Computer Vision and Artificial Intelligence:
- A field of artificial intelligence that aims to interpret an inverse problem of describing a world of digital images or videos by extracting meaningful information out of it defines Computer Vision. This field has emerged as a vital part that has provided a solution of categorizing, indexing and classifying massive amount of images and videos available on internet.
- Moreover, as a key driver for the growth of applications in fields of healthcare, automation processes, surveillance systems, cashier systems, augmented reality, self-driving car, and robotic vision has magnified the importance of Computer Vision. Deep Learning, a segment of machine learning based on Artificial Neural Networks (ANNs) made it possible for Computer Vision to be successfully applied in above-mentioned applications.
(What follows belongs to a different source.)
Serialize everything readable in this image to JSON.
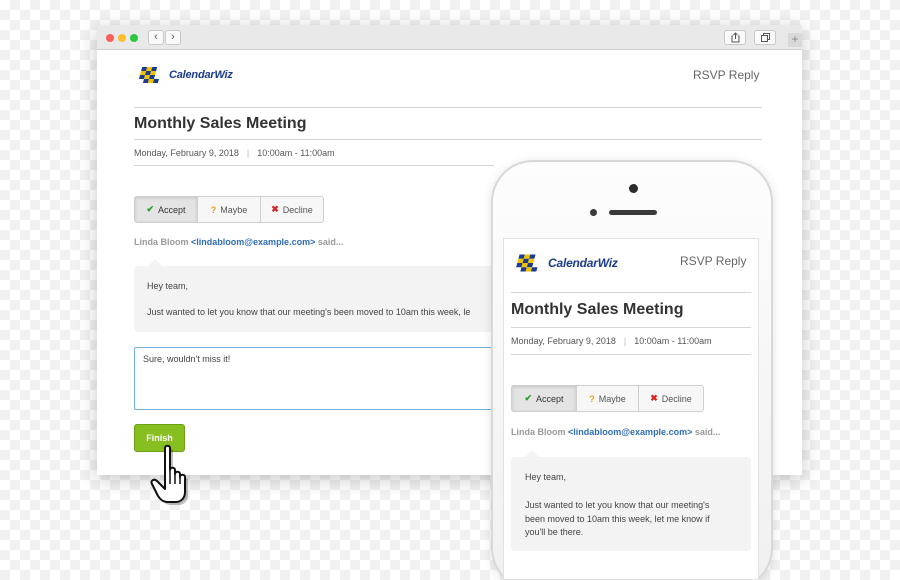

This is due to its capability of constructing a high degree of learning representations with knowledge gained at various levels.
Image Basics:
Computers displays a digital image which are two dimensional array representations of picture elements as known as pixels. The values of these pixels are finite and discrete. Thinking of this 2D array representation in the form of a matrix, an image matrix can be described with W columns and H rows. The size of an image in pixels can be determined by multiplying W columns and H rows i.e., W X H. The point of origin (0,0) is the top-left pixel position of the image. If 2D coordinate system is (x, y), then x and y increase going from left to right and top to bottom, respectively.
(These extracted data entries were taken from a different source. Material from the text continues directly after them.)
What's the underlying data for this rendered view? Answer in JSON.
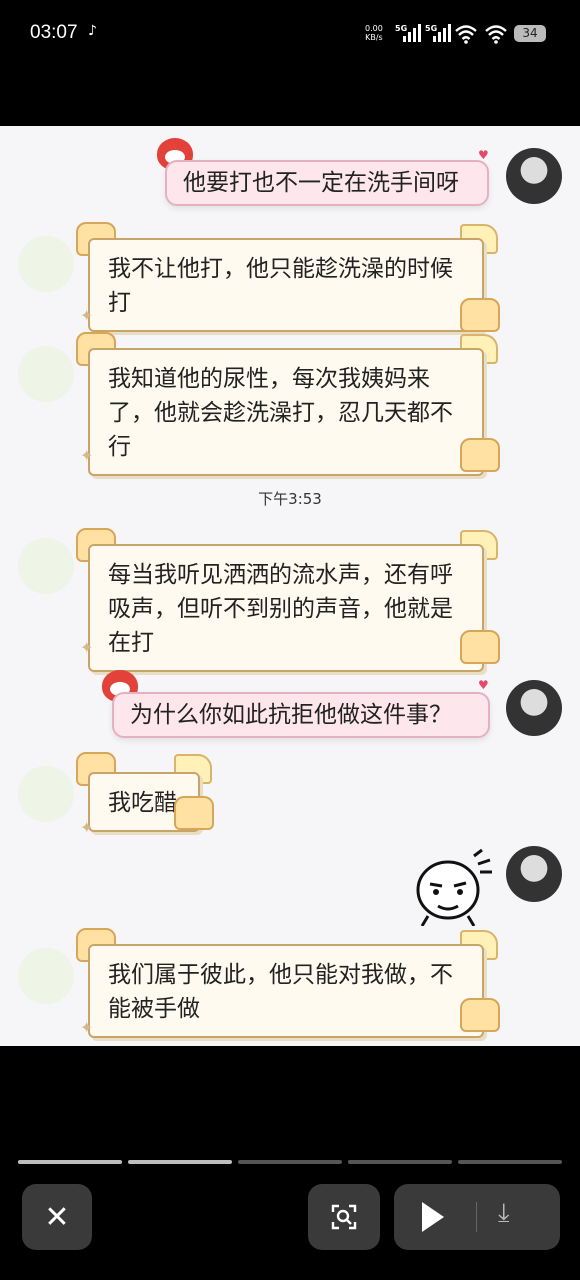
{
  "status": {
    "time": "03:07",
    "app_icon": "tiktok-icon",
    "net_speed_value": "0.00",
    "net_speed_unit": "KB/s",
    "sig1": "5G",
    "sig2": "5G",
    "battery": "34"
  },
  "chat": {
    "messages": [
      {
        "side": "right",
        "text": "他要打也不一定在洗手间呀"
      },
      {
        "side": "left",
        "text": "我不让他打，他只能趁洗澡的时候打"
      },
      {
        "side": "left",
        "text": "我知道他的尿性，每次我姨妈来了，他就会趁洗澡打，忍几天都不行"
      },
      {
        "side": "left",
        "text": "每当我听见洒洒的流水声，还有呼吸声，但听不到别的声音，他就是在打"
      },
      {
        "side": "right",
        "text": "为什么你如此抗拒他做这件事？"
      },
      {
        "side": "left",
        "text": "我吃醋"
      },
      {
        "side": "left",
        "text": "我们属于彼此，他只能对我做，不能被手做"
      }
    ],
    "timestamp": "下午3:53"
  },
  "controls": {
    "close_icon": "close-icon",
    "scan_icon": "scan-icon",
    "play_icon": "play-icon",
    "download_icon": "download-icon"
  },
  "colors": {
    "left_bubble": "#fffaf0",
    "right_bubble": "#fde6ec",
    "screen_bg": "#000000"
  }
}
A gray-scale image comprises only one channel, whereas a color image comprises three channels i.e., red, green, blue (RGB). The pixel values of a digital image are generally in the range from 0-255. For instance, (0,0,0) value of a pixel defines a black pixel, and (255,255,255) value of a pixel defines a white pixel. As the number increases, a shade of gray becomes more darker in the gray-scale image and the brightness of color increases in the color image. In general, digital images are represented as (C, H, W), where C is the number of channels in the image, H is the height of the image, W is the width of the image.
Image Recognition:

Image Recognition is a field of Computer Vision. It is a task that involves one or combination of more than one tasks of image classification, image localization, object detection and image segmentation. Image classification is the task in which the given image is classified to particular class. In image localization task, the location of an object in the given image is the main task. Object detection is the combination of image classification and image localization. In this task, objects in the given image are found and assigned a label to each bounding box. Image segmentation is the task of getting the information of an image by segmenting the image into various parts, and processing the relevant parts of the image.